Stable, regular businesses generally don't take on massive amounts of debt as a matter of accomplishing their value proposition. Maybe they take on the debt as a part of an expansion into a new geographic market or on developing a new product, but they typically have cash reserves to help fund those things. Accordingly the debts are relatively small and there's at least some collateral to secure them.

Any kind of bubble, on the other hand, is, by definition, financially massive. People taking on debts take on huge debts with the hopes of huge rewards. The problem is, the debts are so huge that neither the debtor nor creditor can allow them to go unpaid.

When you reach the scale of debt that you see for AI - literally trillions of dollars - the creditor isn't just a bank or a few investors, they're entire segments of the economy. The debtors can use that as leverage to get what they want. The Great Recession is a prime example of this. You had the US government print out or borrow $700 billion-ish dollars to absolve financial institutions of the toxic mortgage-backed securities on their balance sheets. Now, could they have simply declared bankruptcy and had the assets on their balance sheets claimed by other parties?

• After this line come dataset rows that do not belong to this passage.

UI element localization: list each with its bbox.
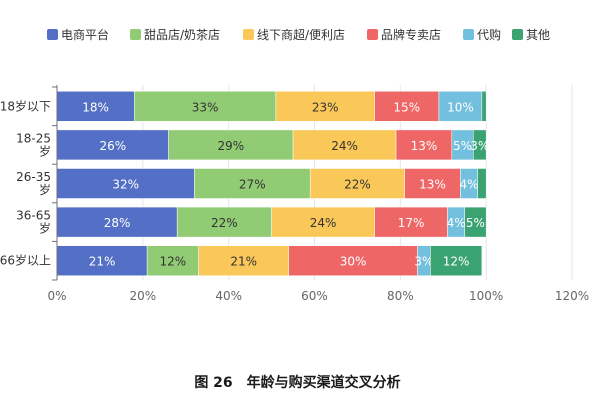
x-tick-label: 60% (301, 289, 328, 303)
bar-value-label: 5% (453, 139, 472, 153)
bar-value-label: 24% (310, 216, 337, 230)
legend-label: 电商平台 (61, 27, 109, 42)
x-tick-label: 120% (555, 289, 589, 303)
x-tick-label: 20% (129, 289, 156, 303)
legend-swatch (243, 29, 254, 40)
category-label: 18-25 岁 (16, 131, 51, 158)
figure-caption: 图 26 年龄与购买渠道交叉分析 (194, 375, 401, 391)
bar-value-label: 13% (411, 139, 438, 153)
bar-segment (146, 245, 199, 276)
bar-value-label: 26% (99, 139, 126, 153)
bar-segment (292, 129, 397, 161)
bar-value-label: 12% (160, 255, 187, 269)
bar-segment (477, 168, 487, 199)
bars: 18% 33% 23% 15% 10%26% 29% 24% 13% 5%3%32% 27% 22%… (56, 91, 489, 276)
bar-segment (473, 129, 487, 161)
x-axis: 0% 20% 40% 60% 80% 100% 120% (47, 289, 589, 303)
bar-segment (481, 91, 487, 122)
bar-value-label: 18% (82, 100, 109, 114)
bar-segment (438, 91, 483, 122)
bar-segment (430, 245, 483, 276)
bar-segment (271, 206, 375, 238)
category-label: 26-35 岁 (16, 170, 51, 197)
x-tick-label: 100% (469, 289, 503, 303)
bar-segment (309, 168, 405, 199)
legend-label: 甜品店/奶茶店 (144, 27, 220, 42)
legend-swatch (463, 29, 474, 40)
bar-segment (275, 91, 375, 122)
bar-value-label: 12% (443, 255, 470, 269)
bar-value-label: 27% (239, 178, 266, 192)
bar-value-label: 13% (419, 178, 446, 192)
legend-label: 线下商超/便利店 (257, 27, 345, 42)
bar-segment (194, 168, 311, 199)
bar-segment (56, 129, 169, 161)
category-label: 18岁以下 (0, 98, 51, 113)
bar-segment (374, 206, 448, 238)
bar-value-label: 15% (393, 100, 420, 114)
bar-value-label: 29% (217, 139, 244, 153)
legend-label: 品牌专卖店 (381, 27, 441, 42)
bar-value-label: 3% (470, 139, 489, 153)
bar-value-label: 4% (459, 178, 478, 192)
bar-value-label: 22% (211, 216, 238, 230)
bar-value-label: 4% (447, 216, 466, 230)
bar-segment (395, 129, 453, 161)
category-label: 66岁以上 (0, 253, 51, 268)
bar-value-label: 10% (447, 100, 474, 114)
x-tick-label: 0% (47, 289, 66, 303)
bar-value-label: 3% (414, 255, 433, 269)
bar-value-label: 5% (466, 216, 485, 230)
bar-segment (464, 206, 487, 238)
y-axis: 18岁以下 18-25 岁 26-35 岁 36-65 岁 66岁以上 (0, 85, 58, 281)
x-tick-label: 80% (387, 289, 414, 303)
legend-label: 其他 (526, 28, 550, 42)
legend-swatch (47, 29, 58, 40)
legend-swatch (512, 29, 523, 40)
bar-value-label: 33% (192, 100, 219, 114)
bar-value-label: 24% (331, 139, 358, 153)
bar-segment (374, 91, 440, 122)
legend-swatch (367, 29, 378, 40)
category-label: 36-65 岁 (16, 209, 51, 236)
bar-segment (134, 91, 277, 122)
legend: 电商平台 甜品店/奶茶店 线下商超/便利店 品牌专卖店 代购 其他 (47, 27, 550, 42)
bar-value-label: 23% (312, 100, 339, 114)
bar-segment (56, 206, 178, 238)
x-tick-label: 40% (215, 289, 242, 303)
bar-value-label: 22% (344, 178, 371, 192)
legend-label: 代购 (477, 27, 501, 42)
bar-segment (176, 206, 272, 238)
bar-value-label: 21% (230, 255, 257, 269)
bar-value-label: 21% (89, 255, 116, 269)
bar-value-label: 30% (340, 255, 367, 269)
bar-value-label: 17% (398, 216, 425, 230)
bar-segment (56, 168, 195, 199)
bar-segment (288, 245, 418, 276)
bar-value-label: 28% (104, 216, 131, 230)
bar-value-label: 32% (112, 178, 139, 192)
legend-swatch (130, 29, 141, 40)
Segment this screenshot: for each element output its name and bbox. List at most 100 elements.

Maybe, but that would have taken too long for most people's comfort and, moreover, would have been embarrassing for the country's monied elite. There had to be a bailout to keep a bunch of things solvent in the near-term, and they got one.

You could see this here: AI companies have everyone on the hook for their bets, and if it doesn't work, you can't simply write off the value of shares of everyone who has backed the bet.

They're too big to fail. If you owe the bank $1 million, you have a problem. If you owe the economy $1 trillion, the economy has a problem.